1. AI is a Tool. Treat it Like One

When computers arrived in the workplace, people feared they would lose their jobs. Some roles changed, some disappeared, but what actually happened was a massive leap in human productivity. AI is the same kind of shift. The better you understand how to use it, the better your results will be. The organizations that treat AI as a shiny toy will be outperformed by those that treat it as a serious instrument. It is our duty to get to know how to use AI and get the most out of it, not just for us, but for organizations around us.

2. AI is a People Multiplier. Not a Replacement.

AI is not ready to replace humans for most tasks. We’ve all seen the headlines: AI systems donating money to scammers, offering 80% discounts that no human would have approved, generating confident answers that are completely wrong. What AI is ready to do is make your existing workforce dramatically more productive. Our team should be producing 10x to 50x the output we could before — with the same headcount, the same budget, and better quality. That’s the real promise.

3. AI Isn't Taking Your Job

The risk isn’t AI taking your job. It’s someone who uses AI taking your job. People who learn to work with AI will outperform those who don’t. This isn’t a prediction — it’s already happening. The question isn’t whether your industry will be affected. It’s whether you’ll be the one leading the change or scrambling to catch up.

4. Critical Thinking Is Not Optional

This is the risk we worry about most. AI generates articulate, confident, well-formatted answers — and most people accept them as truth without a second thought. We’ve watched it happen: people stop questioning, stop verifying, stop being curious about why something works or how it was derived. That’s not just a productivity problem.

It’s dangerous.

AI without critical thinking erodes the very skills that make our team valuable. If we can’t evaluate what AI gives us, we’ll make decisions based on things that sound right but aren’t. Every organization adopting AI needs to invest equally in teaching people how to think critically about AI output.

5. Use AI for good. Keep humans in the loop.

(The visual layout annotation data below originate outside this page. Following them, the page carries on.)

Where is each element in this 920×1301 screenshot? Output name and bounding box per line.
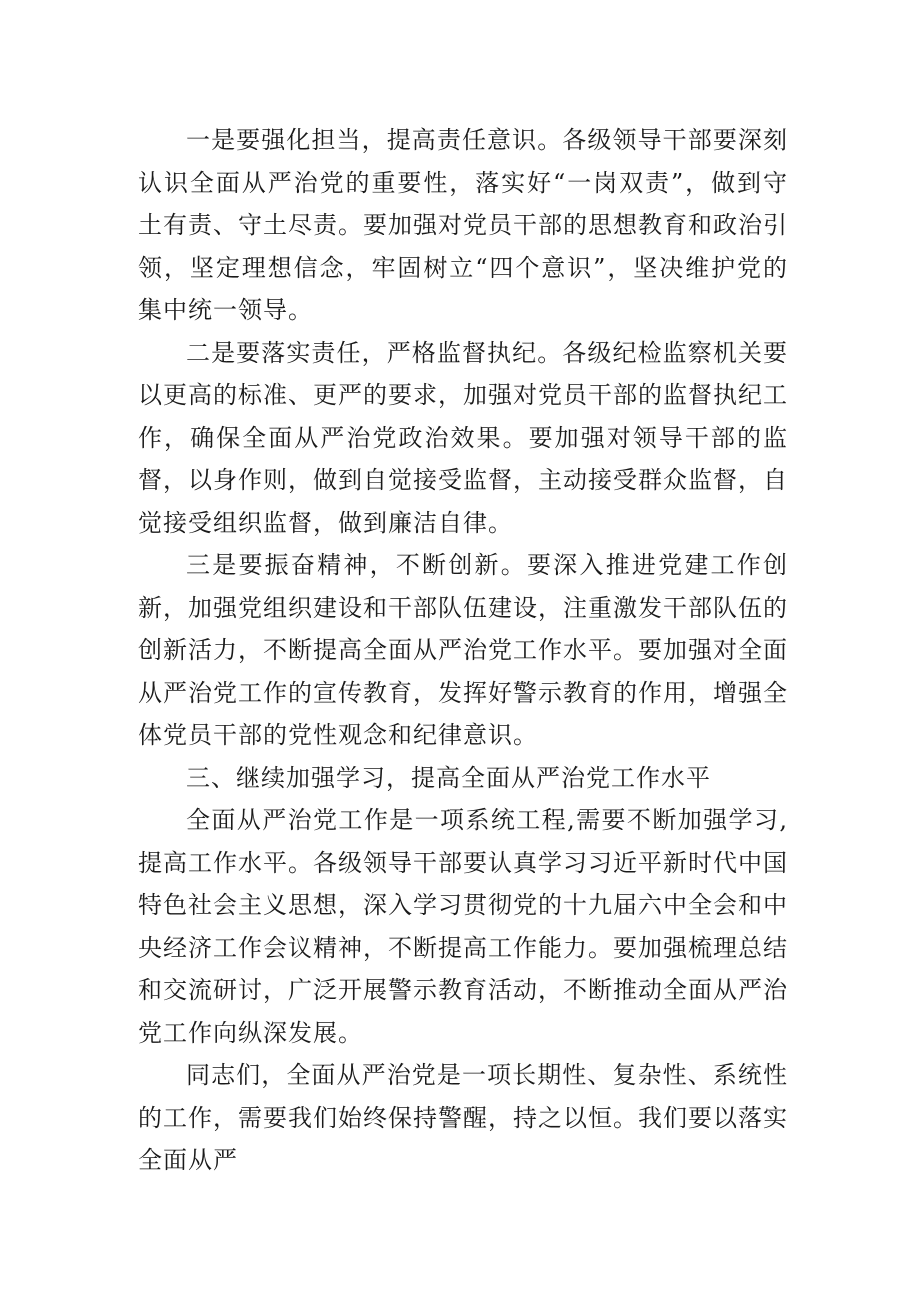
document-body bbox=[138, 119, 788, 1182]
section-heading: 三、继续加强学习，提高全面从严治党工作水平 bbox=[186, 763, 711, 792]
paragraph-innovation: 三是要振奋精神，不断创新。要深入推进党建工作创新，加强党组织建设和干部队伍建设，注重激发干部队伍的创新活力，不断提高全面从严治党工作水平。要加强对全面从严治党工作的宣传教育，发挥好警示教育的作用，增强全体党员干部的党性观念和纪律意识。 bbox=[138, 551, 788, 749]
paragraph-study: 全面从严治党工作是一项系统工程,需要不断加强学习,提高工作水平。各级领导干部要认真学习习近平新时代中国特色社会主义思想，深入学习贯彻党的十九届六中全会和中央经济工作会议精神，不断提高工作能力。要加强梳理总结和交流研讨，广泛开展警示教育活动，不断推动全面从严治党工作向纵深发展。 bbox=[138, 806, 788, 1047]
paragraph-closing: 同志们，全面从严治党是一项长期性、复杂性、系统性的工作，需要我们始终保持警醒，持之以恒。我们要以落实全面从严 bbox=[138, 1061, 788, 1174]
paragraph-strengthen-responsibility: 一是要强化担当，提高责任意识。各级领导干部要深刻认识全面从严治党的重要性，落实好“一岗双责”，做到守土有责、守土尽责。要加强对党员干部的思想教育和政治引领，坚定理想信念，牢固树立“四个意识”，坚决维护党的集中统一领导。 bbox=[138, 126, 788, 324]
paragraph-supervision-discipline: 二是要落实责任，严格监督执纪。各级纪检监察机关要以更高的标准、更严的要求，加强对党员干部的监督执纪工作，确保全面从严治党政治效果。要加强对领导干部的监督，以身作则，做到自觉接受监督，主动接受群众监督，自觉接受组织监督，做到廉洁自律。 bbox=[138, 338, 788, 537]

AI should be used to make things better for people — not just to cut costs or gain a competitive edge at the expense of the people it affects. When a person’s health, livelihood, legal standing, or financial security is on the line, AI should never be the one making the final decision.
This isn’t hypothetical. Major health insurers including UnitedHealthcare and Cigna have faced class action lawsuits for using AI algorithms to automatically deny medical claims. This is what happens when organizations optimize for efficiency without asking what they’re optimizing away.

The answer, in these cases, was human judgment, compassion, and individual consideration.

We believe every AI implementation should pass a simple test: does this make things better for the people it affects, or just for the organization deploying it? If you can’t honestly answer that it serves both, a human needs to be in the loop. For any decision that touches a person’s wellbeing — their health, their employment, their finances, their rights — AI should inform. Humans should decide.

6. Your Data is Your Responsibility

The truth is, we don’t fully know how AI companies use our information. We’ve heard companies promise they aren’t using certain data — only to discover later that they were. Most AI operates as a black box: you put information in, you get a result out, and what happens in between is opaque. Organizations need clear guidelines on what can and cannot be shared with AI tools. This isn’t paranoia. It’s basic operational hygiene and responsibility.

7. Strategy Before Tools

We shouldn’t start using AI for everything. You should start experimenting with AI, then build a strategy around where it will create the most value for our specific business needs. Without a clear plan, we’ll waste money on tools you don’t need, overwhelm your team with change, and end up with scattered results instead of real transformation.